For an uncontested divorce, the following factors need to be reviewed when determining whether you need a final hearing: 1) the county in which your divorce is filed; 2) the judge assigned to your case; and 3) whether you and your spouse have children. Each of these factors provides an important role in answering this one simple question. According to O.C.G.A. § 19-5-10(a), there are two ways to finalize a divorce in Georgia once you and your spouse have entered into a settlement agreement. You can either attend a final hearing or by a “Motion for Judgment on the Pleadings”, which is an option available only to attorneys. If you and your spouse are representing yourselves in your divorce, you must have a final hearing.

It may seem unusual, but each judge in a certain county handles final divorce hearings very differently and not all of the judges in a particular county may allow a “Motion for Judgment on the Pleadings” to finalize a divorce.

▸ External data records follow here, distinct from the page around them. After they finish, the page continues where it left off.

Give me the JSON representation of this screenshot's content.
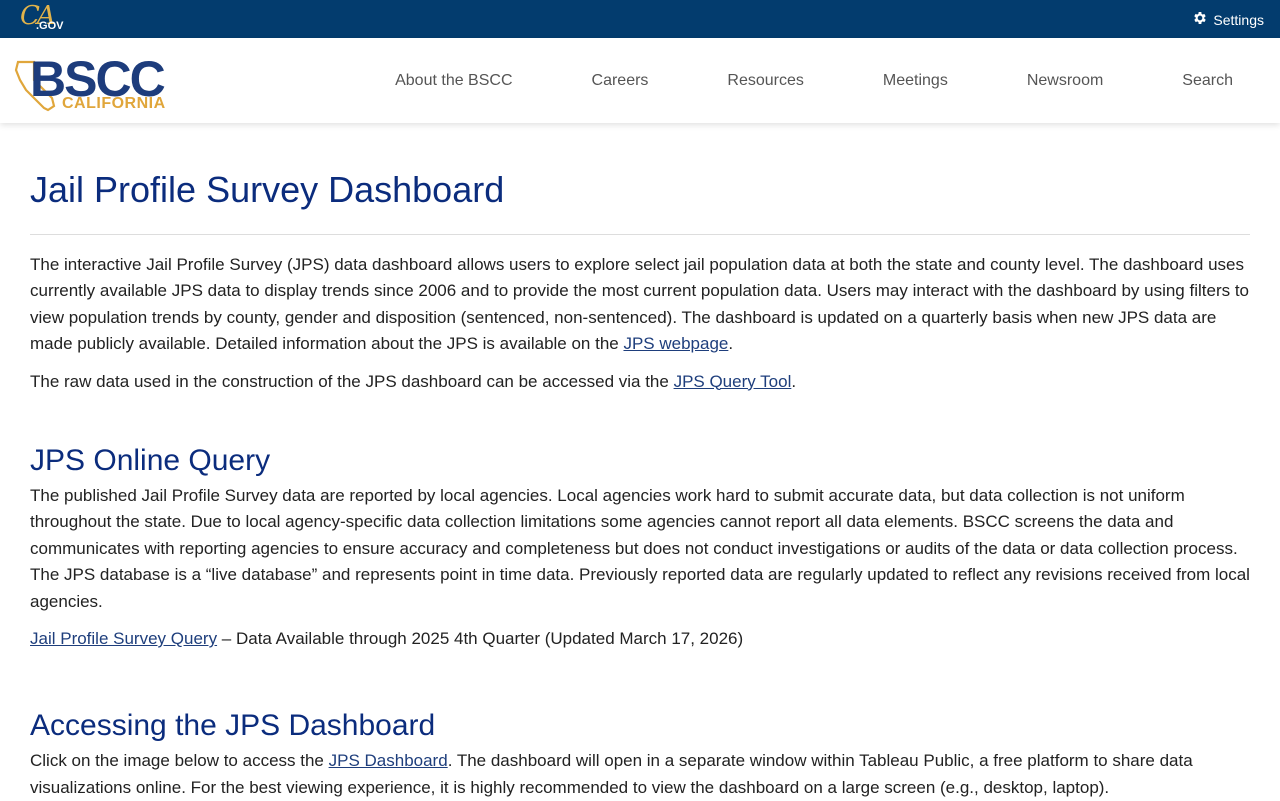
{
  "utility": {
    "logo_ca": "CA",
    "logo_gov": ".GOV",
    "settings_label": "Settings"
  },
  "header": {
    "brand_main": "BSCC",
    "brand_sub": "CALIFORNIA",
    "nav": [
      "About the BSCC",
      "Careers",
      "Resources",
      "Meetings",
      "Newsroom",
      "Search"
    ]
  },
  "page": {
    "title": "Jail Profile Survey Dashboard",
    "intro": {
      "p1_text": "The interactive Jail Profile Survey (JPS) data dashboard allows users to explore select jail population data at both the state and county level. The dashboard uses currently available JPS data to display trends since 2006 and to provide the most current population data. Users may interact with the dashboard by using filters to view population trends by county, gender and disposition (sentenced, non-sentenced). The dashboard is updated on a quarterly basis when new JPS data are made publicly available. Detailed information about the JPS is available on the ",
      "p1_link": "JPS webpage",
      "p1_end": ".",
      "p2_text": "The raw data used in the construction of the JPS dashboard can be accessed via the ",
      "p2_link": "JPS Query Tool",
      "p2_end": "."
    },
    "query_section": {
      "heading": "JPS Online Query",
      "body": "The published Jail Profile Survey data are reported by local agencies. Local agencies work hard to submit accurate data, but data collection is not uniform throughout the state. Due to local agency-specific data collection limitations some agencies cannot report all data elements. BSCC screens the data and communicates with reporting agencies to ensure accuracy and completeness but does not conduct investigations or audits of the data or data collection process. The JPS database is a “live database” and represents point in time data. Previously reported data are regularly updated to reflect any revisions received from local agencies.",
      "link": "Jail Profile Survey Query",
      "link_suffix": " – Data Available through 2025 4th Quarter (Updated March 17, 2026)"
    },
    "access_section": {
      "heading": "Accessing the JPS Dashboard",
      "text_start": "Click on the image below to access the ",
      "link": "JPS Dashboard",
      "text_end": ". The dashboard will open in a separate window within Tableau Public, a free platform to share data visualizations online. For the best viewing experience, it is highly recommended to view the dashboard on a large screen (e.g., desktop, laptop)."
    }
  },
  "colors": {
    "utility_bar": "#033c6e",
    "heading": "#0b2c7d",
    "brand_blue": "#1d3c7c",
    "brand_gold": "#e0a63b"
  }
}
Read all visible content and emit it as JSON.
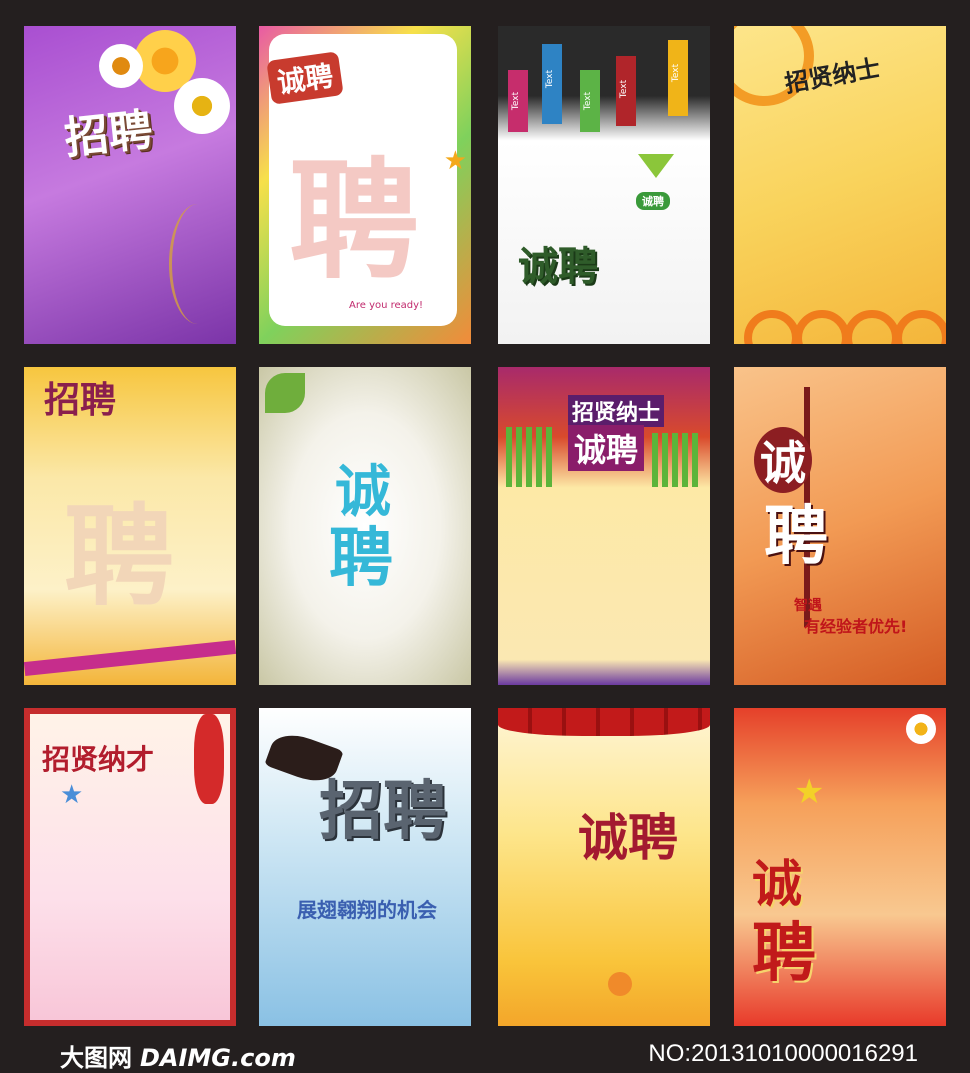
{
  "posters": [
    {
      "headline": "招聘"
    },
    {
      "tag": "诚聘",
      "big": "聘",
      "slogan": "Are you ready!"
    },
    {
      "arrow_labels": [
        "Text",
        "Text",
        "Text",
        "Text",
        "Text"
      ],
      "badge": "诚聘",
      "headline": "诚聘"
    },
    {
      "headline": "招贤纳士"
    },
    {
      "headline": "招聘",
      "watermark": "聘"
    },
    {
      "line1": "诚",
      "line2": "聘"
    },
    {
      "top": "招贤纳士",
      "headline": "诚聘"
    },
    {
      "line1": "诚",
      "line2": "聘",
      "slogan_a": "智遇",
      "slogan_b": "有经验者优先!"
    },
    {
      "headline": "招贤纳才"
    },
    {
      "headline": "招聘",
      "tagline": "展翅翱翔的机会"
    },
    {
      "headline": "诚聘"
    },
    {
      "line1": "诚",
      "line2": "聘"
    }
  ],
  "footer": {
    "site_cn": "大图网",
    "site_en": "DAIMG.com",
    "number": "NO:20131010000016291"
  }
}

You can have two judges in a particular county and one of them accepts a “Motion for Judgment on the Pleadings” while the other judge requires a final hearing. Also, it is not uncommon for judges to accept a “Motion for Judgment on the Pleadings” only if the parties do not have any children under the age of 18. If you and your spouse have children, the judge will require a hearing to finalize your divorce.

If the judge accepts a “Motion for Judgment on the Pleadings” to finalize a divorce, the attorney will file a “Motion for Judgment on the Pleadings” with the Clerk’s office and forward a courtesy copy to the judge along with a proposed Final Judgment and Decree of Divorce after the settlement agreement is filed with the court and the thirty-one day deadline has expired. The attorney will attach a date-stamped copy of the Settlement Agreement and an affidavit, which the person filing the divorce must sign in front of a notary. The affidavit asks the same questions that the judge would ask the person filing for divorce at a final hearing. It lists the dates of the parties’ marriage, the date of their separation, and the date on which the opposing party was served or acknowledged service. It basically states that nothing has changed since you and your spouse entered into the settlement agreement. Once the judge receives the Motion, he or she will review the settlement agreement and the Final Judgment and Decree and if it meets with his or her approval, he or she will sign the Final Judgment and Decree and your divorce will be finalized without having to go to court.

A “Motion for Judgment on the Pleadings”, however does have its advantages and disadvantages. One of the advantages is that it is cost effective because the attorney does not have to go to court and you do not have to take time off from work to attend a final hearing. The disadvantage is that we cannot calculate the date on which the judge will sign the Final Judgment and Decree. If you have a final hearing, your divorce is finalized on that day. If you are finalizing your divorce by a “Motion for Judgment on the Pleadings”, it can sometimes take several weeks for a judge to sign the Final Judgment and Decree because of the judge’s schedule or caseload. Besides handling family law related matters, Superior Court judges typically also handle criminal and other civil matters.